1. The plaintiff below sued for $100 00 damages, but set out a bill of particulars amounting to much less. The jury gave him more than he claimed — that is, more than $100 00. The court, on the motion for new trial, disapproved of the excess, but left the verdict to stand for the $100 00. The suit was brought originally in the county court, and went to the superior court by appeal. The jurisdiction of the county judge, in cases of tort, does not extend to more than $100 00 damages; but where the claim is for more, provision is made for remitting or releasing so much as will reduce it to that sum: Code, section 282. The tort sued for, was injury done to certain domestic animals belonging to the plaintiff, but there was no allegation that the defendant’s inclosure was not protected by a lawful fence, or that the plaintiff claimed, or that the defendant was liable for, three times the damage. To sustain the action, as founded on the Code, section 1445, some notice should have been given, in the pleadings, of these two matters. The statute is highly penal, and when the large penalty which it prescribes is sought to be recovered, the defendant should be fairly warned by the action that the right *257to have triple damages is asserted. Not less material, is the attack to be made on the sufficiency of his fence. The want of a lawful fence must be alleged and established. In the plaintiff’s pleadings, we perceive nothing, whatever, to indicate that he meant to found his action on the Code, and not on the general law. The special conditions to rest it on the Code do not appear. And treating it as founded on the general law, the amount of the verdict, even as modified by the judge, is much too large, being in excess of all the damage sustained.

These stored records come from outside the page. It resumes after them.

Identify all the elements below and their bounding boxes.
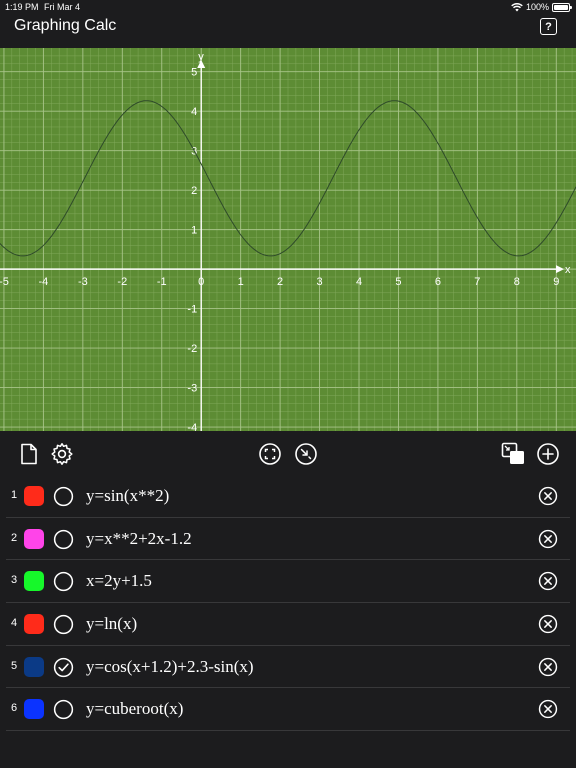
y-tick-label: -2	[187, 343, 197, 355]
document-icon[interactable]	[17, 442, 41, 466]
unchecked-circle-icon[interactable]	[53, 571, 74, 592]
color-swatch[interactable]	[24, 614, 44, 635]
graph-canvas[interactable]: x y -5 -4 -3 -2 -1 0 1 2 3 4 5 6 7 8 9 5 4 3 2 1 -1 -2 -3 -4	[0, 48, 576, 431]
status-right: 100%	[511, 2, 572, 12]
equation-index: 3	[11, 574, 18, 587]
equation-list: 1 y=sin(x**2) 2 y=x**2+2x-1.2 3 x=2y+1.5 4 y=ln…	[0, 475, 576, 731]
y-tick-label: 1	[191, 225, 197, 237]
equation-text[interactable]: y=ln(x)	[86, 614, 137, 634]
x-tick-label: 1	[238, 276, 244, 288]
battery-fill	[554, 4, 568, 10]
equation-index: 5	[11, 659, 18, 672]
equation-index: 2	[11, 531, 18, 544]
app-title: Graphing Calc	[14, 17, 117, 34]
x-tick-label: 7	[474, 276, 480, 288]
unchecked-circle-icon[interactable]	[53, 614, 74, 635]
x-tick-label: 3	[316, 276, 322, 288]
toolbar	[0, 432, 576, 476]
status-bar: 1:19 PM Fri Mar 4 100%	[0, 0, 576, 14]
y-tick-label: -3	[187, 383, 197, 395]
y-tick-label: 5	[191, 67, 197, 79]
x-tick-label: 0	[198, 276, 204, 288]
delete-icon[interactable]	[538, 699, 558, 719]
windows-icon[interactable]	[501, 442, 525, 466]
equation-row[interactable]: 1 y=sin(x**2)	[0, 475, 576, 518]
color-swatch[interactable]	[24, 699, 44, 720]
x-tick-label: 6	[435, 276, 441, 288]
equation-index: 6	[11, 702, 18, 715]
x-tick-label: -5	[0, 276, 9, 288]
equation-text[interactable]: x=2y+1.5	[86, 571, 152, 591]
x-tick-label: 8	[514, 276, 520, 288]
delete-icon[interactable]	[538, 529, 558, 549]
equation-index: 4	[11, 617, 18, 630]
color-swatch[interactable]	[24, 528, 44, 549]
x-tick-label: 5	[395, 276, 401, 288]
battery-percent: 100%	[525, 2, 549, 12]
status-date: Fri Mar 4	[44, 2, 80, 12]
delete-icon[interactable]	[538, 614, 558, 634]
color-swatch[interactable]	[24, 486, 44, 506]
add-icon[interactable]	[536, 442, 560, 466]
help-button[interactable]: ?	[540, 18, 557, 35]
equation-row[interactable]: 2 y=x**2+2x-1.2	[0, 518, 576, 561]
equation-index: 1	[11, 489, 18, 501]
delete-icon[interactable]	[538, 657, 558, 677]
delete-icon[interactable]	[538, 486, 558, 506]
grid-minor-lines	[0, 48, 576, 431]
equation-row[interactable]: 4 y=ln(x)	[0, 603, 576, 646]
y-tick-label: -4	[187, 422, 197, 431]
graph-plot[interactable]: xy-5 -4 -3 -2 -1 0 1 2 3 4 5 6 7 8 954321-1-2-3-4	[0, 48, 576, 431]
status-time: 1:19 PM	[5, 2, 39, 12]
delete-icon[interactable]	[538, 571, 558, 591]
gear-icon[interactable]	[50, 442, 74, 466]
unchecked-circle-icon[interactable]	[53, 486, 74, 507]
equation-text[interactable]: y=cuberoot(x)	[86, 699, 183, 719]
x-tick-label: -3	[78, 276, 88, 288]
x-axis-label: x	[565, 264, 571, 276]
y-tick-label: -1	[187, 304, 197, 316]
color-swatch[interactable]	[24, 571, 44, 592]
wifi-icon	[511, 2, 523, 11]
nav-bar: Graphing Calc ?	[0, 14, 576, 48]
x-tick-label: -4	[39, 276, 49, 288]
x-tick-label: -2	[117, 276, 127, 288]
help-icon: ?	[545, 20, 552, 33]
equation-row[interactable]: 3 x=2y+1.5	[0, 560, 576, 603]
color-swatch[interactable]	[24, 656, 44, 677]
x-tick-label: 2	[277, 276, 283, 288]
focus-icon[interactable]	[258, 442, 282, 466]
unchecked-circle-icon[interactable]	[53, 529, 74, 550]
x-tick-label: 9	[553, 276, 559, 288]
equation-text[interactable]: y=cos(x+1.2)+2.3-sin(x)	[86, 657, 254, 677]
equation-text[interactable]: y=x**2+2x-1.2	[86, 529, 192, 549]
y-tick-label: 4	[191, 106, 197, 118]
checked-circle-icon[interactable]	[53, 657, 74, 678]
x-tick-label: -1	[157, 276, 167, 288]
y-tick-label: 2	[191, 185, 197, 197]
x-tick-label: 4	[356, 276, 362, 288]
y-axis-label: y	[198, 51, 204, 63]
equation-row[interactable]: 5 y=cos(x+1.2)+2.3-sin(x)	[0, 646, 576, 689]
unchecked-circle-icon[interactable]	[53, 699, 74, 720]
equation-row[interactable]: 6 y=cuberoot(x)	[0, 688, 576, 731]
equation-text[interactable]: y=sin(x**2)	[86, 486, 169, 506]
x-axis-arrow	[556, 265, 564, 274]
battery-icon	[552, 2, 572, 12]
zoom-in-icon[interactable]	[294, 442, 318, 466]
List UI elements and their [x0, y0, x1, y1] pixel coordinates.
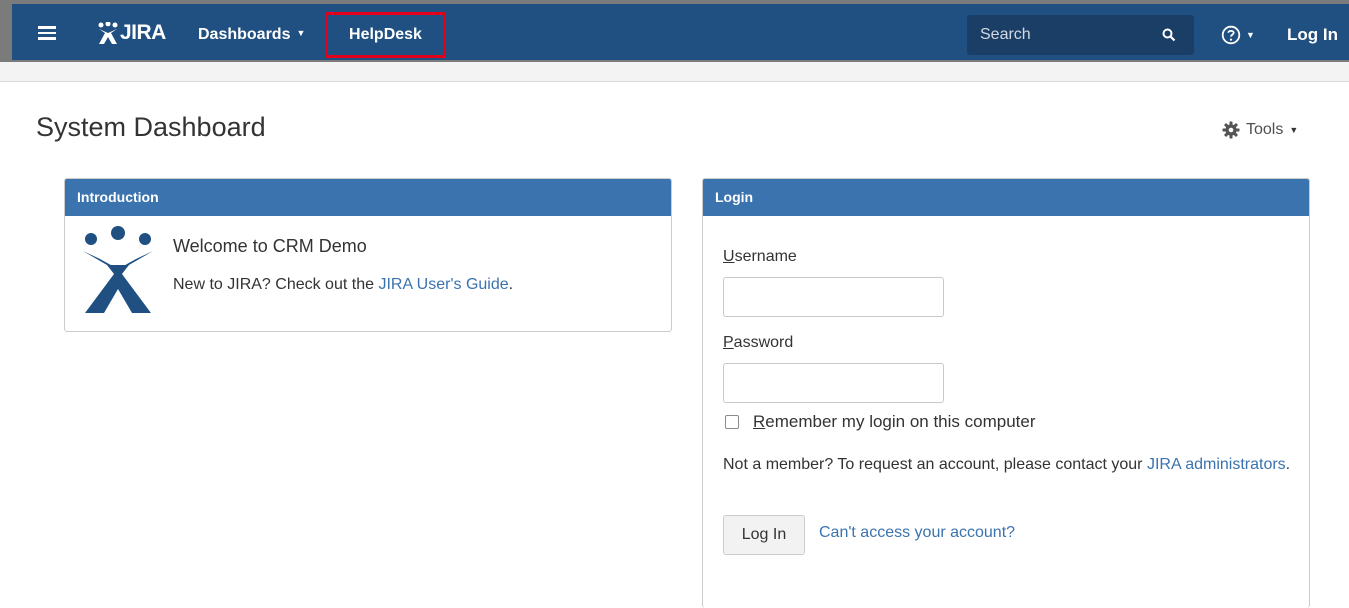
- search-placeholder: Search: [980, 26, 1031, 43]
- menu-icon[interactable]: [38, 26, 56, 40]
- chevron-down-icon: ▼: [1246, 30, 1255, 40]
- remember-accesskey: R: [753, 412, 766, 431]
- username-accesskey: U: [723, 248, 735, 265]
- not-a-member-text: Not a member? To request an account, ple…: [723, 452, 1293, 478]
- username-label-rest: sername: [734, 248, 797, 265]
- login-header[interactable]: Login: [703, 179, 1309, 216]
- password-label-rest: assword: [733, 334, 794, 351]
- jira-mascot-icon: [83, 226, 153, 313]
- page-title: System Dashboard: [36, 112, 266, 142]
- header-login-link[interactable]: Log In: [1287, 20, 1338, 50]
- new-to-jira-text: New to JIRA? Check out the JIRA User's G…: [173, 276, 513, 294]
- username-field[interactable]: [723, 277, 944, 317]
- login-button[interactable]: Log In: [723, 515, 805, 555]
- logo-text: JIRA: [120, 21, 166, 44]
- welcome-text: Welcome to CRM Demo: [173, 236, 367, 256]
- jira-users-guide-link[interactable]: JIRA User's Guide: [378, 276, 508, 293]
- introduction-gadget: Introduction Welcome to CRM Demo New to …: [64, 178, 672, 332]
- jira-logo[interactable]: JIRA: [98, 21, 166, 45]
- header-bar: JIRA Dashboards ▼ HelpDesk Search ▼ Log I…: [12, 4, 1349, 60]
- not-a-member-message: Not a member? To request an account, ple…: [723, 456, 1147, 473]
- tools-menu[interactable]: Tools ▼: [1222, 118, 1298, 142]
- gear-icon: [1222, 121, 1240, 139]
- chevron-down-icon: ▼: [296, 28, 306, 38]
- nav-helpdesk-label: HelpDesk: [349, 26, 422, 43]
- password-accesskey: P: [723, 334, 734, 351]
- nav-dashboards-label: Dashboards: [198, 26, 291, 44]
- username-label: Username: [723, 248, 797, 266]
- help-icon: [1221, 25, 1241, 45]
- login-gadget: Login Username Password Remember my logi…: [702, 178, 1310, 608]
- password-label: Password: [723, 334, 793, 352]
- cant-access-account-link[interactable]: Can't access your account?: [819, 524, 1015, 542]
- remember-label-rest: emember my login on this computer: [765, 412, 1036, 431]
- search-input[interactable]: Search: [967, 15, 1194, 55]
- introduction-header[interactable]: Introduction: [65, 179, 671, 216]
- tools-label: Tools: [1246, 121, 1284, 138]
- top-bar-frame: JIRA Dashboards ▼ HelpDesk Search ▼ Log I…: [0, 0, 1349, 62]
- password-field[interactable]: [723, 363, 944, 403]
- jira-logo-icon: [98, 22, 118, 44]
- not-a-member-suffix: .: [1285, 456, 1291, 473]
- sub-bar: [0, 62, 1349, 82]
- remember-label[interactable]: Remember my login on this computer: [753, 412, 1036, 432]
- chevron-down-icon: ▼: [1289, 125, 1299, 135]
- jira-administrators-link[interactable]: JIRA administrators: [1147, 456, 1286, 473]
- new-to-jira-prefix: New to JIRA? Check out the: [173, 276, 379, 293]
- remember-checkbox[interactable]: [725, 415, 739, 429]
- nav-helpdesk[interactable]: HelpDesk: [325, 12, 446, 58]
- search-icon[interactable]: [1162, 28, 1176, 42]
- remember-me[interactable]: Remember my login on this computer: [725, 411, 1036, 433]
- new-to-jira-suffix: .: [508, 276, 514, 293]
- nav-dashboards[interactable]: Dashboards ▼: [198, 20, 305, 50]
- help-menu[interactable]: ▼: [1221, 22, 1255, 48]
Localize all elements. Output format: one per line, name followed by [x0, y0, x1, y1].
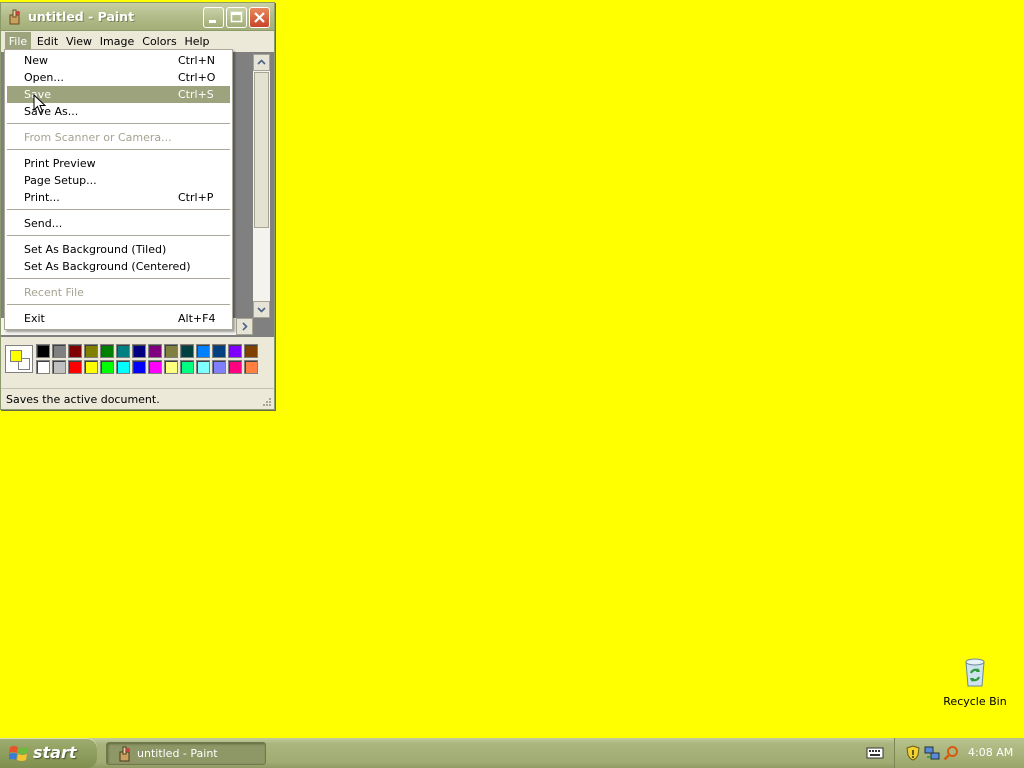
palette-color-swatch[interactable] [84, 344, 98, 358]
close-icon [254, 12, 265, 23]
palette-color-swatch[interactable] [68, 360, 82, 374]
palette-color-swatch[interactable] [180, 360, 194, 374]
chevron-up-icon [257, 59, 266, 65]
recycle-bin-label: Recycle Bin [943, 695, 1007, 708]
palette-color-swatch[interactable] [148, 344, 162, 358]
palette-color-swatch[interactable] [100, 360, 114, 374]
palette-color-swatch[interactable] [148, 360, 162, 374]
palette-color-swatch[interactable] [132, 360, 146, 374]
palette-color-swatch[interactable] [36, 344, 50, 358]
status-bar: Saves the active document. [1, 388, 274, 409]
scroll-thumb[interactable] [254, 72, 269, 228]
vertical-scrollbar[interactable] [253, 54, 270, 318]
palette-color-swatch[interactable] [116, 360, 130, 374]
palette-color-swatch[interactable] [68, 344, 82, 358]
menu-item-send[interactable]: Send... [7, 215, 230, 232]
maximize-icon [230, 11, 243, 23]
menu-item-page-setup[interactable]: Page Setup... [7, 172, 230, 189]
palette-color-swatch[interactable] [164, 360, 178, 374]
palette-color-swatch[interactable] [84, 360, 98, 374]
menu-item-from-scanner: From Scanner or Camera... [24, 131, 172, 144]
menu-item-open[interactable]: Open... Ctrl+O [7, 69, 230, 86]
palette-color-swatch[interactable] [116, 344, 130, 358]
current-colors [5, 345, 33, 373]
status-text: Saves the active document. [6, 393, 160, 406]
menu-item-set-background-centered[interactable]: Set As Background (Centered) [7, 258, 230, 275]
recycle-bin-icon [965, 658, 985, 687]
menu-item-print[interactable]: Print... Ctrl+P [7, 189, 230, 206]
menu-item-exit[interactable]: Exit Alt+F4 [7, 310, 230, 327]
palette-color-swatch[interactable] [36, 360, 50, 374]
foreground-color-swatch [10, 350, 22, 362]
color-palette [1, 339, 274, 387]
title-bar[interactable]: untitled - Paint [1, 3, 274, 31]
palette-color-swatch[interactable] [212, 360, 226, 374]
menu-separator [7, 209, 230, 210]
menu-separator [7, 304, 230, 305]
maximize-button[interactable] [226, 7, 247, 28]
palette-color-swatch[interactable] [132, 344, 146, 358]
taskbar-button-paint[interactable]: untitled - Paint [106, 742, 266, 765]
start-label: start [33, 743, 77, 762]
minimize-icon [209, 20, 216, 23]
palette-color-swatch[interactable] [164, 344, 178, 358]
network-icon[interactable] [924, 745, 940, 761]
taskbar-button-label: untitled - Paint [137, 747, 218, 760]
chevron-down-icon [257, 307, 266, 313]
paint-app-icon [9, 9, 20, 25]
file-menu: New Ctrl+N Open... Ctrl+O Save Ctrl+S Sa… [4, 49, 233, 330]
menu-separator [7, 235, 230, 236]
window-title: untitled - Paint [28, 9, 135, 24]
menu-item-set-background-tiled[interactable]: Set As Background (Tiled) [7, 241, 230, 258]
keyboard-language-icon[interactable] [866, 745, 884, 761]
palette-color-swatch[interactable] [228, 344, 242, 358]
paint-app-icon [119, 746, 130, 762]
recycle-bin-shortcut[interactable]: Recycle Bin [940, 656, 1010, 712]
security-shield-icon[interactable] [905, 745, 921, 761]
palette-color-swatch[interactable] [196, 360, 210, 374]
palette-color-swatch[interactable] [212, 344, 226, 358]
menu-item-new[interactable]: New Ctrl+N [7, 52, 230, 69]
start-button[interactable]: start [0, 738, 97, 768]
palette-color-swatch[interactable] [52, 360, 66, 374]
scroll-down-button[interactable] [253, 301, 270, 318]
palette-color-swatch[interactable] [228, 360, 242, 374]
mouse-cursor-icon [33, 94, 47, 114]
taskbar: start untitled - Paint 4:08 AM [0, 738, 1024, 768]
palette-color-swatch[interactable] [244, 344, 258, 358]
menu-item-print-preview[interactable]: Print Preview [7, 155, 230, 172]
search-icon[interactable] [943, 745, 959, 761]
palette-color-swatch[interactable] [196, 344, 210, 358]
menu-separator [7, 278, 230, 279]
scroll-right-button[interactable] [236, 318, 253, 335]
chevron-right-icon [242, 322, 248, 331]
menu-item-recent-file: Recent File [24, 286, 84, 299]
windows-logo-icon [9, 746, 28, 761]
palette-color-swatch[interactable] [52, 344, 66, 358]
menu-separator [7, 123, 230, 124]
close-button[interactable] [249, 7, 270, 28]
menu-separator [7, 149, 230, 150]
scroll-up-button[interactable] [253, 54, 270, 71]
palette-color-swatch[interactable] [100, 344, 114, 358]
palette-color-swatch[interactable] [244, 360, 258, 374]
clock[interactable]: 4:08 AM [968, 746, 1013, 759]
system-tray: 4:08 AM [894, 738, 1024, 768]
minimize-button[interactable] [203, 7, 224, 28]
resize-grip-icon[interactable] [260, 395, 272, 407]
palette-color-swatch[interactable] [180, 344, 194, 358]
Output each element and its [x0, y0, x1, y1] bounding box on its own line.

2. The evidence fixes no tort upon the defendant, committed by himself, in person. Granting that he is liable for the wilful as well as the negligent acts of his servants, it is only for such acts as were committed in the prosecution and scope of the master’s business. Looking alone to the legal evidence in the record, we should have much difficulty in holding that there is enough to show that the plaintiff’s property was injured by the defendant’s servants whilst they were acting within the scope of their employment. It seems difficult to tell whether the injury was done whilst the animals were in the defendant’s field or not. Care should be taken not to go. beyond the evidence, and what is fairly inferrable from it, in fixing the defendant’s liability; more especially,if he is tobe held accountable for treble damages.
3. As to admissions made by the servants after the injury was done, and so remote in time as not to be part of the res gestae, they are not, in this action, to be treated as evidence at all. Though they would be good against the servants who made them, they count for nothing against the master: 53 Georgia Reports, 395, 635.